All bolstered by the news that apparently whatever you eat or drink you will die of cancer and sugar is a class A drug.
But worst of all; there is no Rey character in the new Star Wars Monopoly game.
This is a gross injustice.Even Darth Vader, melted down in a previous film, is featured. The game's makers say she has been omitted to safeguard a major plot line. Maybe she is expecting Chewbacca's love child.
Meanwhile Star Wars fans can console themselves with a visit to the inside of a Citroen DS 5 where all the toggles and switches of the Millennium Pidgeon are there to enjoy. Just bring your own light sabre.
Do not, however, go down a warp factor to the DS 4 expecting the same level of space cadetery. This is a totally different craft.
Both models are masterpieces of French design. The difference is that the bigger car caries this inside with daring and boyish excitement and the DS 4, er, doesn't.
Exterior looks are positive and while the DS 4 is comfortable and well-appointed its cabin more closely favours the decluttered style of the Peugeot 308. Sitting not in this are you if you fancy yourself a Jedi.

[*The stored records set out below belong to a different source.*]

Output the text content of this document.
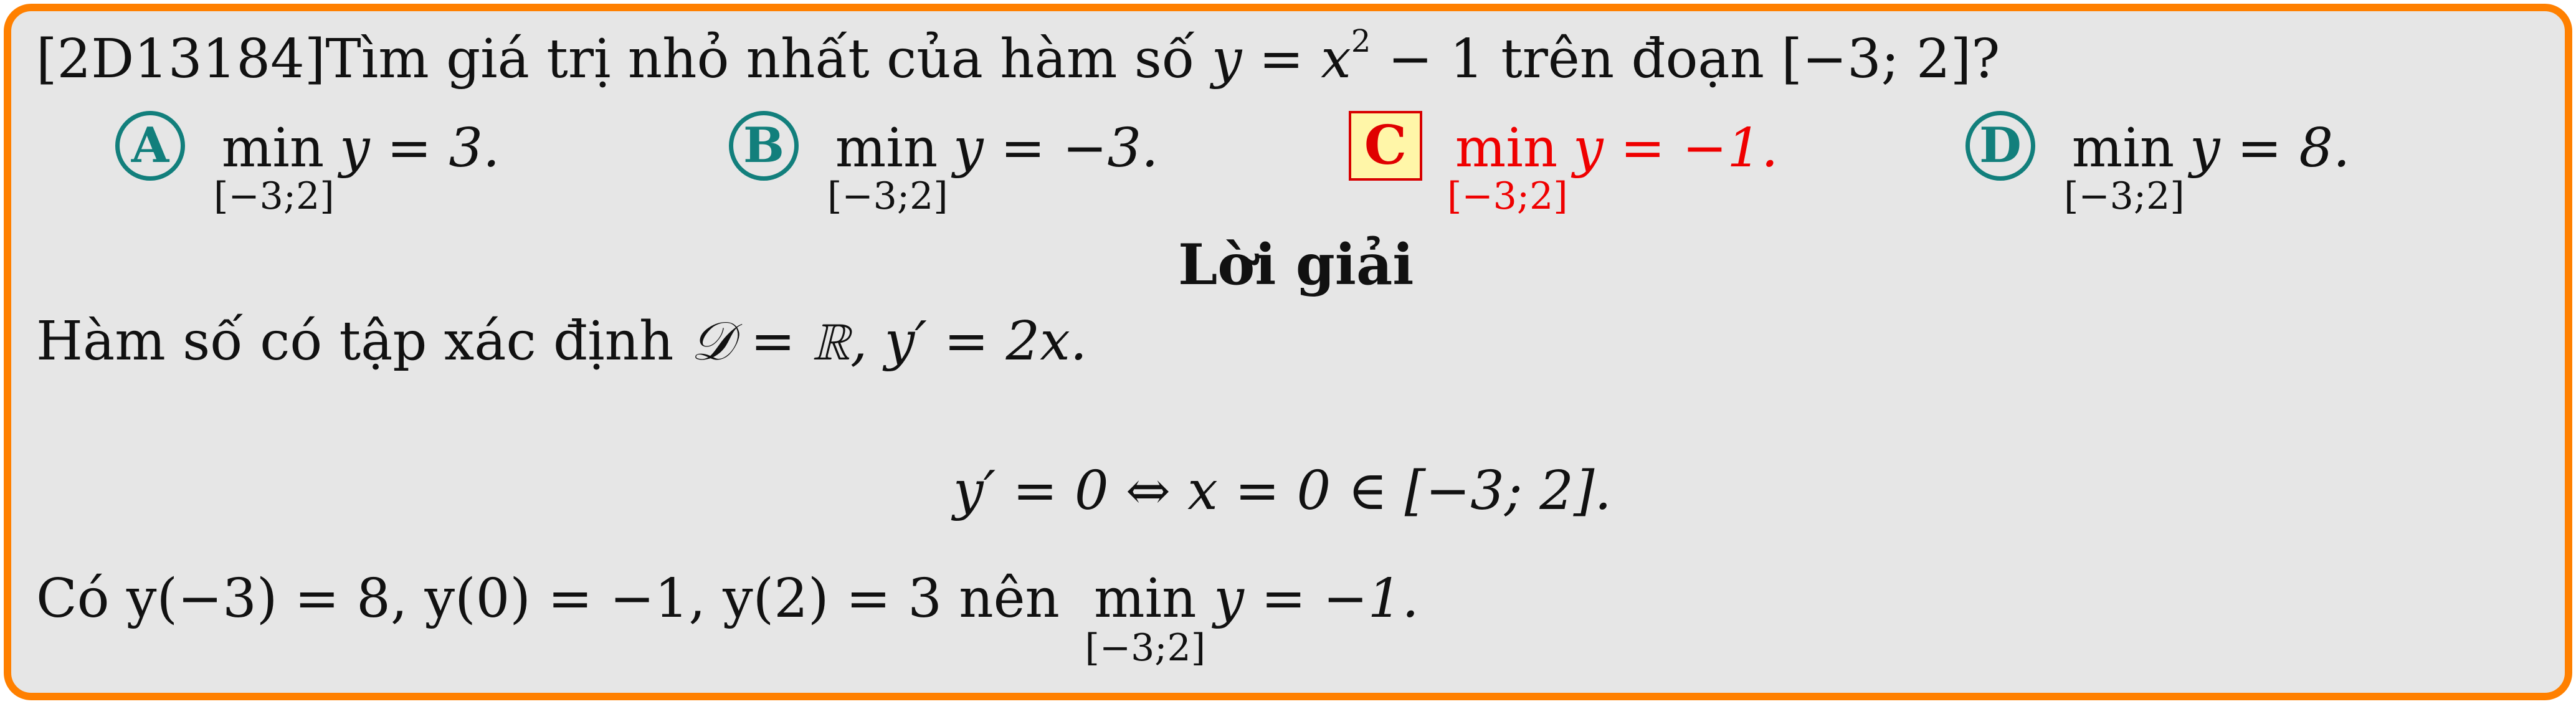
[2D13184]Tìm giá trị nhỏ nhất của hàm số $y = x^2 - 1$ trên đoạn [−3; 2]?
A min
[−3;2]
y = 3.	B min
[−3;2]
y = −3.	C min
[−3;2]
y = −1.	D min
[−3;2]
y = 8.
Lời giải
Hàm số có tập xác định 𝒟 = ℝ, y′ = 2x.
y′ = 0 ⇔ x = 0 ∈ [−3; 2].
Có y(−3) = 8, y(0) = −1, y(2) = 3 nên min
[−3;2]
y = −1.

There is plenty of clarity to look out on but very little fuss. And somehow not that feel of quality which goes with the DS 5. This was a Prestige trimmed version so the upholstery is part leather and the front seats are sports models, something to remember when we come to performance numbers.
Other equipment is good. A seven-inch touch screen houses the sat nav and all the other essentials like phone and DAB radio. A glance at the picture shows there to be alloy wheels. There is also a reversing camera as well as keyless entry and start are standard.
This was the 1.2-litre petrol engine entry model, yours on the road for Â£20,745 and as good an example of why the motor car is not a planet killer as any. The three-cylinder 129bhp engine will reach 62mph in less than 10 seconds but still promises to average 54mpg. It probably won't in the normal course of life but is still cheap motoring what with petrol currently tuppence a bucket and no tax to pay in the first year.
On a practical note there is a very good boot but the rear is quite cramped.
So, on the road the DS 4 is sprightly enough for those sports seats but 18 inch wheels relay too much pothole information. Handling, however, is fun and long-distance work peaceful.
It's hardly worth mentioning safety equipment these days with everyone offering stabilisers, computer braking and the like until you get to Volvo where a man will personally come round and apologise if you so much a break a fingernail.
There is a school of thought that the DS badge is superfluous and that Citroen should drop it. I disagree. It is a home for flair and design bravery away from the disciplines of practicality. As French as foie gras. May the force feeding be with you.